A Prefeitura de Campinas instituiu um novo regime para a análise de projetos estratégicos voltados ao desenvolvimento econômico da cidade. Conforme o decreto publicado em 17 de setembro no Diário Oficial, o procedimento visa permitir a tramitação simultânea e integrada de diversos processos necessários para a implantação de empreendimentos nas Zonas Urbana e de Expansão Urbana.
Essa mudança busca reduzir a burocracia existente, promovendo a integração entre secretarias e órgãos municipais envolvidos. O regime considera o potencial dos projetos para gerar investimentos, empregos diretos e renda, além de movimentar a economia local, aumentar a arrecadação e fomentar a criação de novas centralidades na cidade.
Empreendimentos contemplados e tramitação integrada
O regime de Projeto Estratégico Municipal (PEM) pode ser aplicado a empreendimentos dos setores de indústria de transformação, centros de distribuição, unidades logísticas de serviços e produtos, além de determinadas atividades de prestação de serviços. Projetos residenciais estão excluídos desse regime.
O enquadramento dos empreendimentos será solicitado junto à Secretaria Municipal de Desenvolvimento Econômico, Tecnologia e Inovação, que coordenará o procedimento e encaminhará à Secretaria Municipal de Finanças a análise dos critérios econômico-fiscais, considerando investimentos, empregos diretos, receita anual de serviços e Valor Adicionado Fiscal (VAF).
O PEM permite que diferentes processos de um mesmo empreendimento, como cadastramento da área, parcelamento do solo, projetos e licenciamento da construção, estudos ambientais (EIV/RIV), licenciamento ambiental, infraestrutura, e análises de mobilidade e sistema viário, tramitem de forma simultânea e coordenada.
Órgãos como as Secretarias de Clima, Meio Ambiente e Sustentabilidade (Seclimas); Planejamento e Desenvolvimento Urbano; Urbanismo; a Emdec e outras áreas envolvidas poderão compartilhar documentos, estudos e informações para evitar a reapresentação de materiais já disponíveis nos sistemas municipais.

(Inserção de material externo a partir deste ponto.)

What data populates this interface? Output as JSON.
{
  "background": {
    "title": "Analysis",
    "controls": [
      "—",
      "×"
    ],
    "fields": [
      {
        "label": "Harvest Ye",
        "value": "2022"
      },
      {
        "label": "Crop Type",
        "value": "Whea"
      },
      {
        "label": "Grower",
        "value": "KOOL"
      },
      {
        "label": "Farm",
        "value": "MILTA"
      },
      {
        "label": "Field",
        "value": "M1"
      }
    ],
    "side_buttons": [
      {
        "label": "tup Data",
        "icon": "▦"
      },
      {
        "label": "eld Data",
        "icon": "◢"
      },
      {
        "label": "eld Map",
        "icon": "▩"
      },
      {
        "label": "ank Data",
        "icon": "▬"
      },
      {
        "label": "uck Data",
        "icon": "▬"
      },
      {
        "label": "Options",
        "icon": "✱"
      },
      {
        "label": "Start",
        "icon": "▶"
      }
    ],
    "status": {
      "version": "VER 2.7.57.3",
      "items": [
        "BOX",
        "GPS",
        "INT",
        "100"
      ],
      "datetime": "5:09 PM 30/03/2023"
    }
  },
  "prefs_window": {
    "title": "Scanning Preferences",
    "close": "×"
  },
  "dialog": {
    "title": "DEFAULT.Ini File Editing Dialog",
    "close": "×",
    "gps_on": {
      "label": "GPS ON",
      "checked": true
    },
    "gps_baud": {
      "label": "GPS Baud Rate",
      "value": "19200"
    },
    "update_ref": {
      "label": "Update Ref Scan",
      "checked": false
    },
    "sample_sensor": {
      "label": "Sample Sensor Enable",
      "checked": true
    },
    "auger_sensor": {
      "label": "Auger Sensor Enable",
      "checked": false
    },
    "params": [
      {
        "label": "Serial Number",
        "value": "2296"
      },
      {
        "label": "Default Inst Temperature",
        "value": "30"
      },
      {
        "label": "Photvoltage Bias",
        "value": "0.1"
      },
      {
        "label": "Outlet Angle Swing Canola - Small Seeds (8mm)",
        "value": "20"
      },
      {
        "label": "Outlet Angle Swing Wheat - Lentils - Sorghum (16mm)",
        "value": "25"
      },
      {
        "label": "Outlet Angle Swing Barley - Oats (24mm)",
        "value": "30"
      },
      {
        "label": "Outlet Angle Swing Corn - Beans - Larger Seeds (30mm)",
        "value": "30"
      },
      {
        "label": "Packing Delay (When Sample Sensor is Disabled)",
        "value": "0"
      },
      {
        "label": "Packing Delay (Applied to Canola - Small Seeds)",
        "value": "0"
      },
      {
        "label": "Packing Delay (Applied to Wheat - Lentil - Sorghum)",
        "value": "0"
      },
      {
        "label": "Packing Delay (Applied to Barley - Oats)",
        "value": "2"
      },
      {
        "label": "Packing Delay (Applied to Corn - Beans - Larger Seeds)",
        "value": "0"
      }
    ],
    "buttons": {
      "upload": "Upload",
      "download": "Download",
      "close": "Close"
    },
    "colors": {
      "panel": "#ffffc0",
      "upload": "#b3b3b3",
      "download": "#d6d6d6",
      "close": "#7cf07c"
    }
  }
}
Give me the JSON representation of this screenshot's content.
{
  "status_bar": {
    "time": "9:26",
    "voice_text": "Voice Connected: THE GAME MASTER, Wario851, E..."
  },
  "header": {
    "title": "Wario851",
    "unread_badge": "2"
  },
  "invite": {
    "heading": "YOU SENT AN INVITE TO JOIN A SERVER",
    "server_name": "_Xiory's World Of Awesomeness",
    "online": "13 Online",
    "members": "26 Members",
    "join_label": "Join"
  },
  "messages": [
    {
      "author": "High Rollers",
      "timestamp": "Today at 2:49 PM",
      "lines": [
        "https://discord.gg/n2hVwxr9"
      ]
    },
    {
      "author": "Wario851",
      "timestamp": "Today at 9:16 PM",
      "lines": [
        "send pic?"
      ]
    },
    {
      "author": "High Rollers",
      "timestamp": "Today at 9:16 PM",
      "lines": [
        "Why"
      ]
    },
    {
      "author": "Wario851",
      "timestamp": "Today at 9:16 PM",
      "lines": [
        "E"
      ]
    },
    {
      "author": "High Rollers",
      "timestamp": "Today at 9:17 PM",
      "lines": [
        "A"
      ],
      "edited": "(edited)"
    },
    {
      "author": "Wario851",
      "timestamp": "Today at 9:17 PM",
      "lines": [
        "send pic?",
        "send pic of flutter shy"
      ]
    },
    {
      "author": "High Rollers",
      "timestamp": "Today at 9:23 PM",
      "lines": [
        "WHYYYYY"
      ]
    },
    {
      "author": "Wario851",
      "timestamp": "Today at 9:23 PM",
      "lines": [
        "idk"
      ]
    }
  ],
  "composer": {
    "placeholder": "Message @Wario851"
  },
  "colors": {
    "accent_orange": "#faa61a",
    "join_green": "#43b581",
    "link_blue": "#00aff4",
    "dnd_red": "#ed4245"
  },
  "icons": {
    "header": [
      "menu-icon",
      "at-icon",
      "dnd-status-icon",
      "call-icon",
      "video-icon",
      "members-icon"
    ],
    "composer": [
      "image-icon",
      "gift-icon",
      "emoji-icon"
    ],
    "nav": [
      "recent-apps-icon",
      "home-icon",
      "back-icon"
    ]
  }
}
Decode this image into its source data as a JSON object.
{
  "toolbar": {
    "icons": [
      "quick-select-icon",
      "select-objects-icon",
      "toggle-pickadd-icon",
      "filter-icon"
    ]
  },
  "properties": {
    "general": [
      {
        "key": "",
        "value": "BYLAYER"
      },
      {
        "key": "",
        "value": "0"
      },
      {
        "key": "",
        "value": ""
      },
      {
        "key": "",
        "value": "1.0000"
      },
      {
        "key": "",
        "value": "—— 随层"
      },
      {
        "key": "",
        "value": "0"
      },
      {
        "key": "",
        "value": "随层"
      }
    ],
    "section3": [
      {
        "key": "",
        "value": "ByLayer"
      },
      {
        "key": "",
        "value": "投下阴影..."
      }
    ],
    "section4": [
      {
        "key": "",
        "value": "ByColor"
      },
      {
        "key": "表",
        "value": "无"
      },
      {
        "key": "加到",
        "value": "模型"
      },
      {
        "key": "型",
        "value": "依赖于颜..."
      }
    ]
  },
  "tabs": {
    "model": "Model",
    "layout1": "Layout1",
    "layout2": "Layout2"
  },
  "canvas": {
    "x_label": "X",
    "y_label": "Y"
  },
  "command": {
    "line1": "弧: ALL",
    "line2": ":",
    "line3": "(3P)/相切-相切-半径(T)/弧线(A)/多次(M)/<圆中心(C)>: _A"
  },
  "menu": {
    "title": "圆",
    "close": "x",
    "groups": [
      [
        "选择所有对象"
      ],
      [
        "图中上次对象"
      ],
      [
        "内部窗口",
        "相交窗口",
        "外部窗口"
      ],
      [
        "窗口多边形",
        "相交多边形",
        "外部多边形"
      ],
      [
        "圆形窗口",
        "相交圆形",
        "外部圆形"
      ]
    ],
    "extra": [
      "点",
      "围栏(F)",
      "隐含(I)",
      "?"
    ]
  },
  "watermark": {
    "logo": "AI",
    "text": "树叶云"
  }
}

Parcelamento do solo e construção
O decreto prevê ainda a possibilidade da análise simultânea do parcelamento do solo e da construção, mediante cumprimento de requisitos legais como aprovação prévia do parcelamento, anuência da Secretaria Municipal de Infraestrutura, compatibilidade urbanística, parecer favorável dos estudos ambientais, obtenção das licenças ambientais necessárias e assinatura de Termo de Acordo e Compromisso (TAC).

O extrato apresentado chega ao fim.